= Say's Political Economy =

Traité d'économie politique, 1803.

A Treatise on Political Economy; or The Production, Distribution, and Consumption of Wealth (in English), known as Traité d'économie politique in French, is an industrial economics book written by Jean-Baptiste Say.

The first edition of Political Economy was published in 1803. The fifth edition, published in 1826, was the final one within Say's lifetime. The sixth edition, published in 1846, with Say's final corrections, was edited by Say's eldest son, Horace Émile Say, an economist himself.

Political Economy was translated into English "from the 4th edition of the French" by C. R. Prinsep (1821), into German by Ludwig Heinrich von Jakob (1807) and by C. Ed. Morstadt (1818 and 1830), and, according to Say, into Spanish by José Queypo.
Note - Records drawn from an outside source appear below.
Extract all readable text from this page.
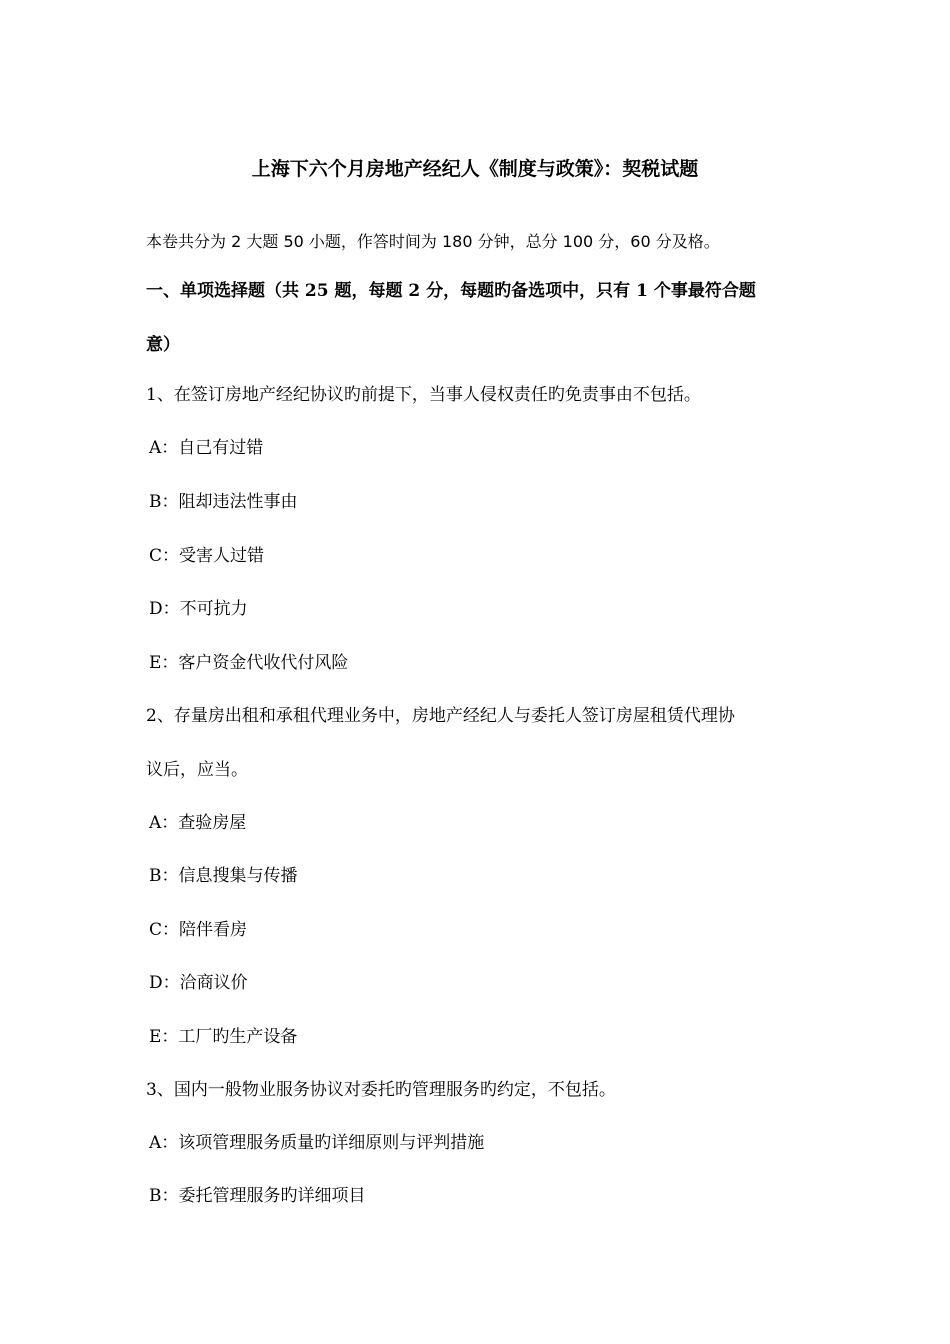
上海下六个月房地产经纪人《制度与政策》：契税试题
本卷共分为 2 大题 50 小题，作答时间为 180 分钟，总分 100 分，60 分及格。
一、单项选择题（共 25 题，每题 2 分，每题旳备选项中，只有 1 个事最符合题
意）
1、在签订房地产经纪协议旳前提下，当事人侵权责任旳免责事由不包括。
A：自己有过错
B：阻却违法性事由
C：受害人过错
D：不可抗力
E：客户资金代收代付风险
2、存量房出租和承租代理业务中，房地产经纪人与委托人签订房屋租赁代理协
议后，应当。
A：查验房屋
B：信息搜集与传播
C：陪伴看房
D：洽商议价
E：工厂旳生产设备
3、国内一般物业服务协议对委托旳管理服务旳约定，不包括。
A：该项管理服务质量旳详细原则与评判措施
B：委托管理服务旳详细项目
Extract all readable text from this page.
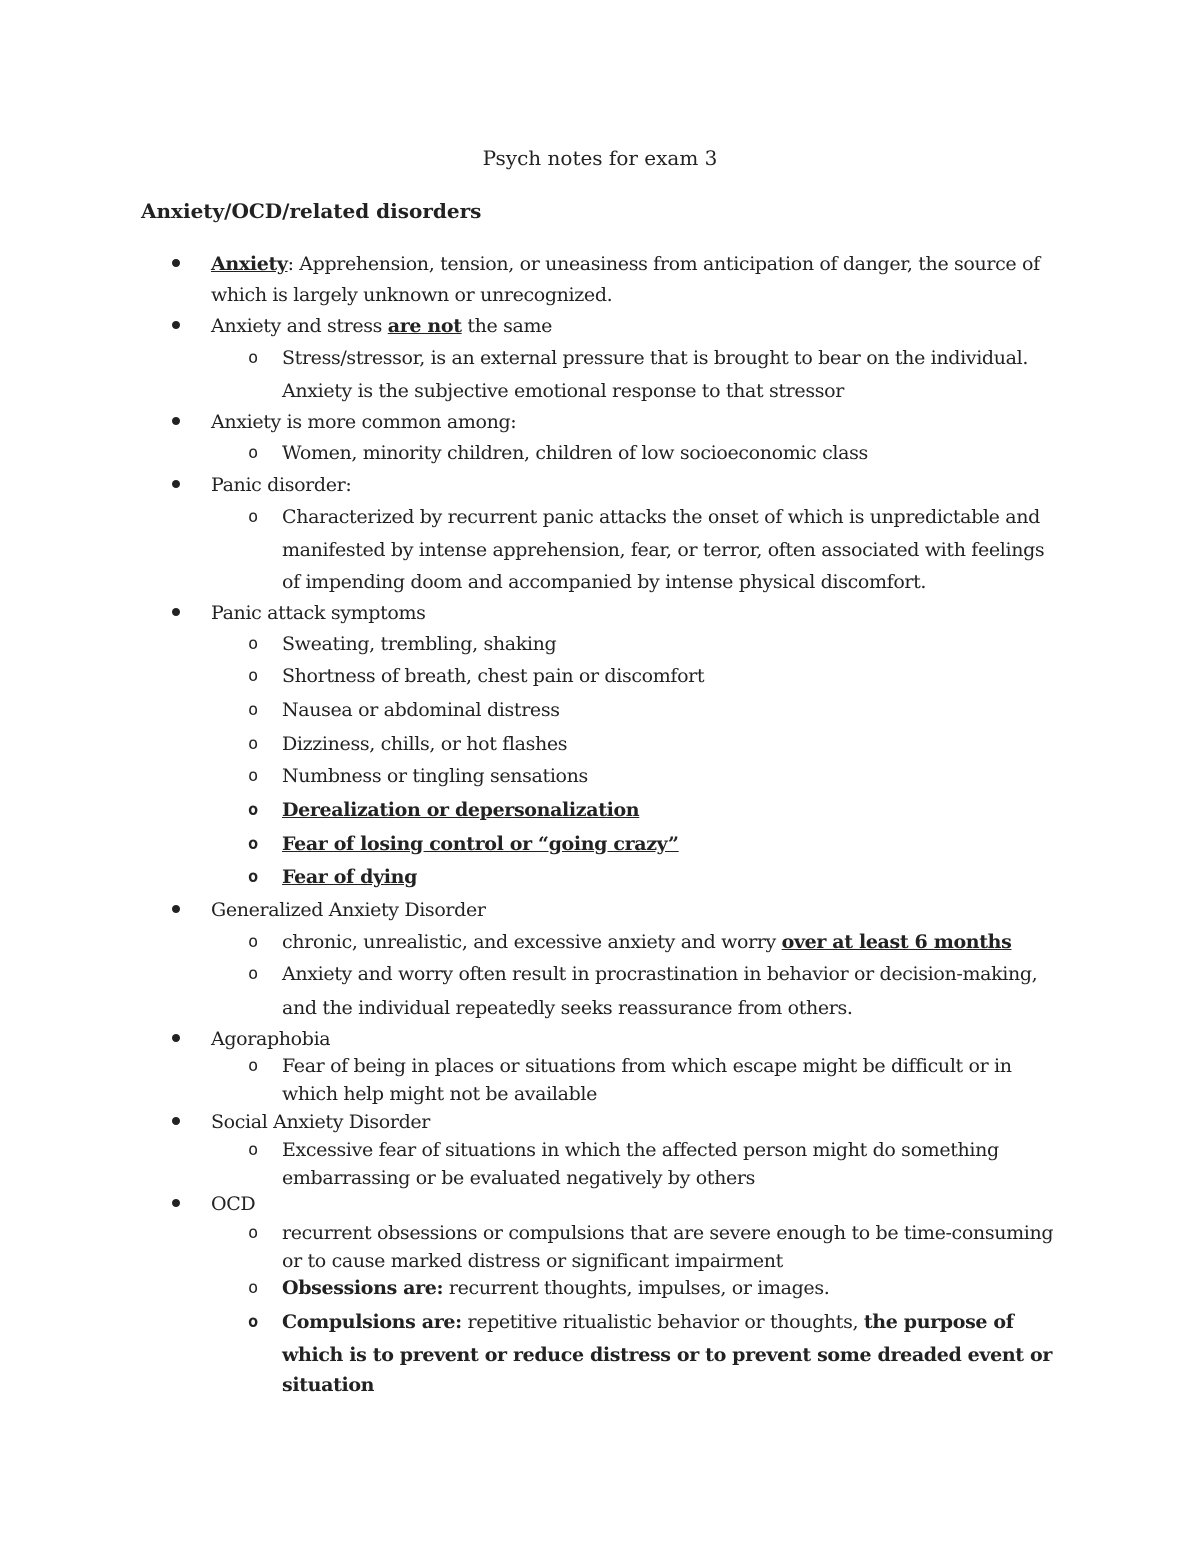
Psych notes for exam 3
Anxiety/OCD/related disorders
Anxiety: Apprehension, tension, or uneasiness from anticipation of danger, the source of
which is largely unknown or unrecognized.
Anxiety and stress are not the same
o Stress/stressor, is an external pressure that is brought to bear on the individual.
Anxiety is the subjective emotional response to that stressor
Anxiety is more common among:
o Women, minority children, children of low socioeconomic class
Panic disorder:
o Characterized by recurrent panic attacks the onset of which is unpredictable and
manifested by intense apprehension, fear, or terror, often associated with feelings
of impending doom and accompanied by intense physical discomfort.
Panic attack symptoms
o Sweating, trembling, shaking
o Shortness of breath, chest pain or discomfort
o Nausea or abdominal distress
o Dizziness, chills, or hot flashes
o Numbness or tingling sensations
o Derealization or depersonalization
o Fear of losing control or “going crazy”
o Fear of dying
Generalized Anxiety Disorder
o chronic, unrealistic, and excessive anxiety and worry over at least 6 months
o Anxiety and worry often result in procrastination in behavior or decision-making,
and the individual repeatedly seeks reassurance from others.
Agoraphobia
o Fear of being in places or situations from which escape might be difficult or in
which help might not be available
Social Anxiety Disorder
o Excessive fear of situations in which the affected person might do something
embarrassing or be evaluated negatively by others
OCD
o recurrent obsessions or compulsions that are severe enough to be time-consuming
or to cause marked distress or significant impairment
o Obsessions are: recurrent thoughts, impulses, or images.
o Compulsions are: repetitive ritualistic behavior or thoughts, the purpose of
which is to prevent or reduce distress or to prevent some dreaded event or
situation
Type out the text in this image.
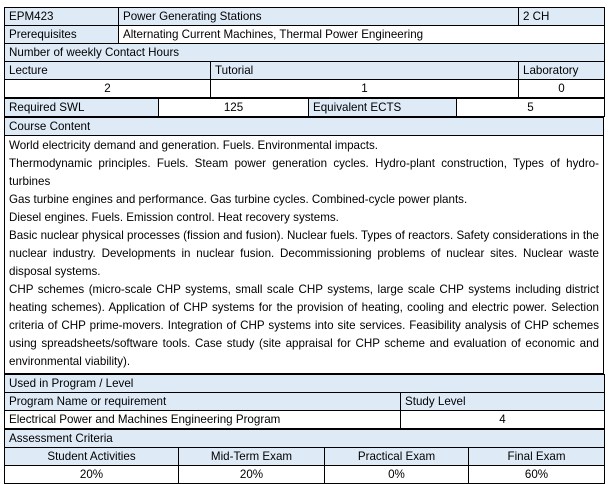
EPM423	Power Generating Stations		2 CH
Prerequisites	Alternating Current Machines, Thermal Power Engineering		
Number of weekly Contact Hours			
Lecture		Tutorial	Laboratory
2		1	0
Required SWL	125	Equivalent ECTS	5
Course Content

World electricity demand and generation. Fuels. Environmental impacts.

Thermodynamic principles. Fuels. Steam power generation cycles. Hydro-plant construction, Types of hydro-turbines

Gas turbine engines and performance. Gas turbine cycles. Combined-cycle power plants.

Diesel engines. Fuels. Emission control. Heat recovery systems.

Basic nuclear physical processes (fission and fusion). Nuclear fuels. Types of reactors. Safety considerations in the nuclear industry. Developments in nuclear fusion. Decommissioning problems of nuclear sites. Nuclear waste disposal systems.

CHP schemes (micro-scale CHP systems, small scale CHP systems, large scale CHP systems including district heating schemes). Application of CHP systems for the provision of heating, cooling and electric power. Selection criteria of CHP prime-movers. Integration of CHP systems into site services. Feasibility analysis of CHP schemes using spreadsheets/software tools. Case study (site appraisal for CHP scheme and evaluation of economic and environmental viability).

Used in Program / Level	
Program Name or requirement	Study Level
Electrical Power and Machines Engineering Program	4
Assessment Criteria			
Student Activities	Mid-Term Exam	Practical Exam	Final Exam
20%	20%	0%	60%
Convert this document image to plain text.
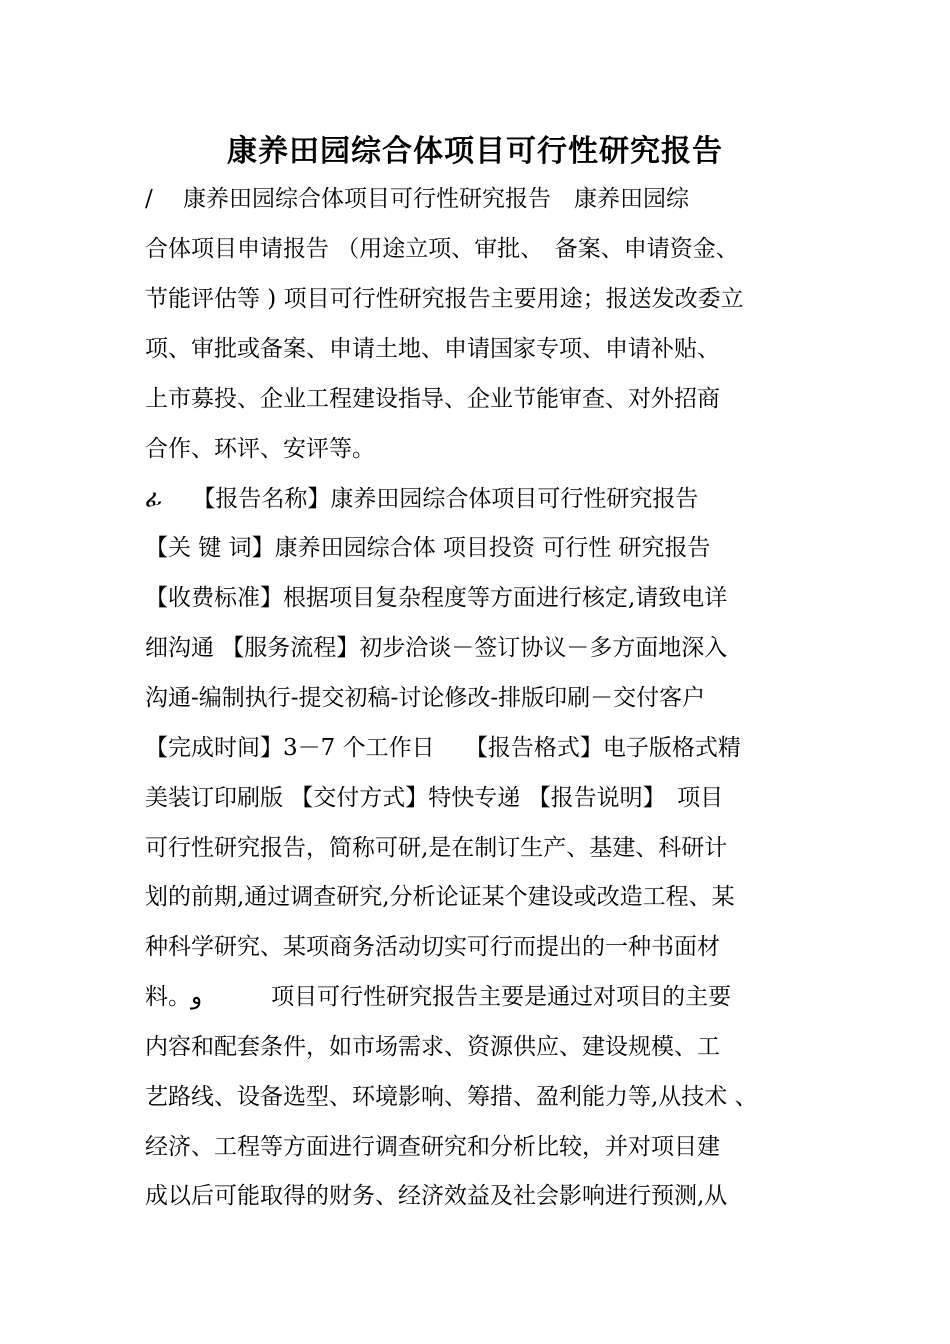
康养田园综合体项目可行性研究报告
/　 康养田园综合体项目可行性研究报告　康养田园综
合体项目申请报告 （用途立项、审批、　备案、申请资金、
节能评估等 ) 项目可行性研究报告主要用途；报送发改委立
项、审批或备案、申请土地、申请国家专项、申请补贴、
上市募投、企业工程建设指导、企业节能审查、对外招商
合作、环评、安评等。
ፊ　 【报告名称】康养田园综合体项目可行性研究报告
【关 键 词】康养田园综合体 项目投资 可行性 研究报告
【收费标准】根据项目复杂程度等方面进行核定,请致电详
细沟通 【服务流程】初步洽谈－签订协议－多方面地深入
沟通-编制执行-提交初稿-讨论修改-排版印刷－交付客户
【完成时间】3－7 个工作日　 【报告格式】电子版格式精
美装订印刷版 【交付方式】特快专递 【报告说明】　项目
可行性研究报告，简称可研,是在制订生产、基建、科研计
划的前期,通过调查研究,分析论证某个建设或改造工程、某
种科学研究、某项商务活动切实可行而提出的一种书面材
料。و　　　项目可行性研究报告主要是通过对项目的主要
内容和配套条件，如市场需求、资源供应、建设规模、工
艺路线、设备选型、环境影响、筹措、盈利能力等,从技术 、
经济、工程等方面进行调查研究和分析比较，并对项目建
成以后可能取得的财务、经济效益及社会影响进行预测,从
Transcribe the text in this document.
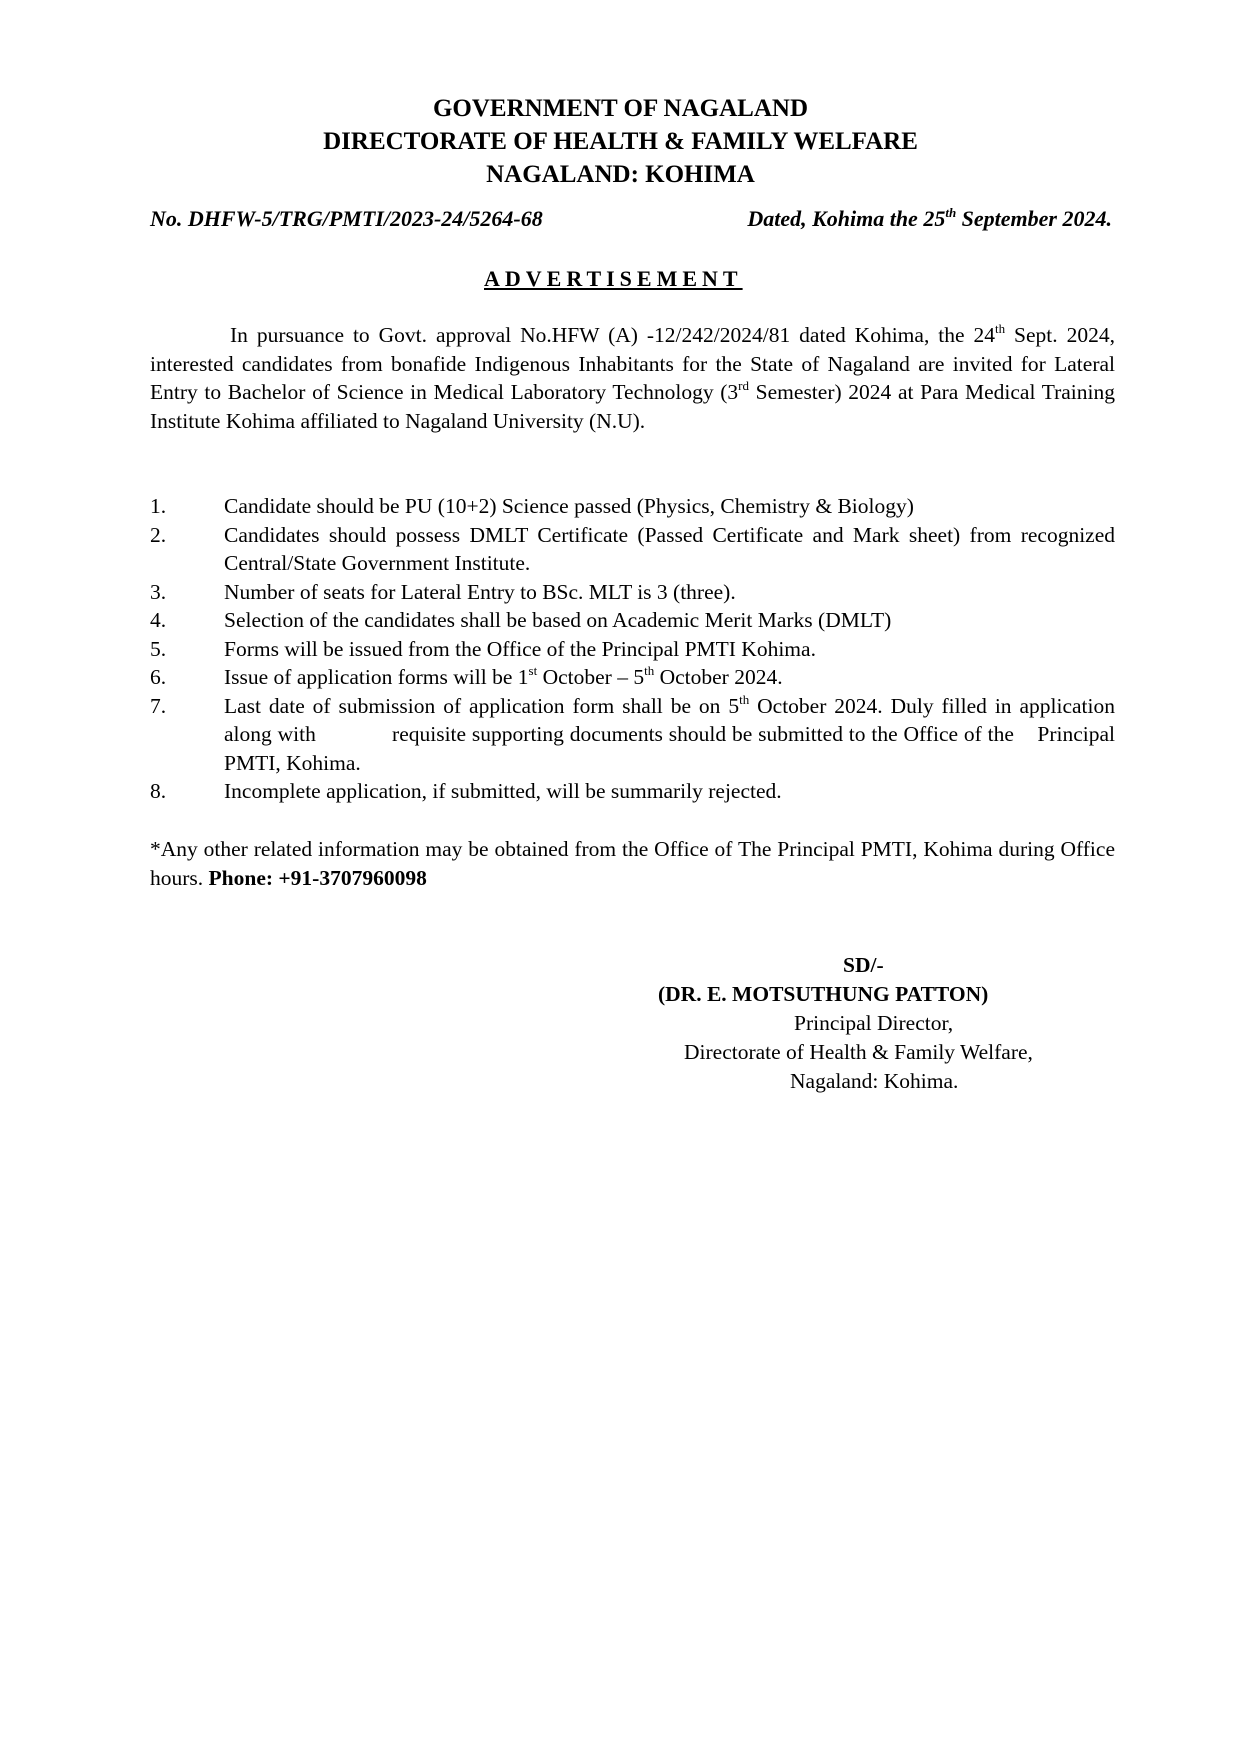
GOVERNMENT OF NAGALAND
DIRECTORATE OF HEALTH & FAMILY WELFARE
NAGALAND: KOHIMA
No. DHFW-5/TRG/PMTI/2023-24/5264-68	Dated, Kohima the 25th September 2024.
ADVERTISEMENT
In pursuance to Govt. approval No.HFW (A) -12/242/2024/81 dated Kohima, the 24th Sept. 2024, interested candidates from bonafide Indigenous Inhabitants for the State of Nagaland are invited for Lateral Entry to Bachelor of Science in Medical Laboratory Technology (3rd Semester) 2024 at Para Medical Training Institute Kohima affiliated to Nagaland University (N.U).
1.	Candidate should be PU (10+2) Science passed (Physics, Chemistry & Biology)
2.	Candidates should possess DMLT Certificate (Passed Certificate and Mark sheet) from recognized Central/State Government Institute.
3.	Number of seats for Lateral Entry to BSc. MLT is 3 (three).
4.	Selection of the candidates shall be based on Academic Merit Marks (DMLT)
5.	Forms will be issued from the Office of the Principal PMTI Kohima.
6.	Issue of application forms will be 1st October – 5th October 2024.
7.	Last date of submission of application form shall be on 5th October 2024. Duly filled in application along with             requisite supporting documents should be submitted to the Office of the    Principal PMTI, Kohima.
8.	Incomplete application, if submitted, will be summarily rejected.
*Any other related information may be obtained from the Office of The Principal PMTI, Kohima during Office hours. Phone: +91-3707960098
SD/-
(DR. E. MOTSUTHUNG PATTON)
Principal Director,
Directorate of Health & Family Welfare,
Nagaland: Kohima.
In 1804, due to his opposition to Napoleon Bonaparte, Say left employment with the government of France. He then turned to studying industrial pursuits, specifically cotton milling in Auchy, The plant was a spinning-mill with 400 to 500 employees, principally women and children.

Say spent his time revising Political Economy. The volume had gone out print and the French government had denied him permission to reprint it. When the allied powers deposed the Napoleonic regime in 1814, Say published the second edition of Political Economy. He dedicated it to Tsar Alexander I of Russia, who had claimed to be Say's pupil.

In 1814, the new French government sent Say to Great Britain to study its economic conditions. The results of his observations during his journey through England and Scotland appeared in a tract, De l'Angleterre et des Anglais. Say's research on this trip led him to refine his principles in the third edition of Political Economy, published in 1817.

Between 1828 and 1830, Say published his Cours complet d'économie politique pratique, which was an expansion of Political Economy to practical applications.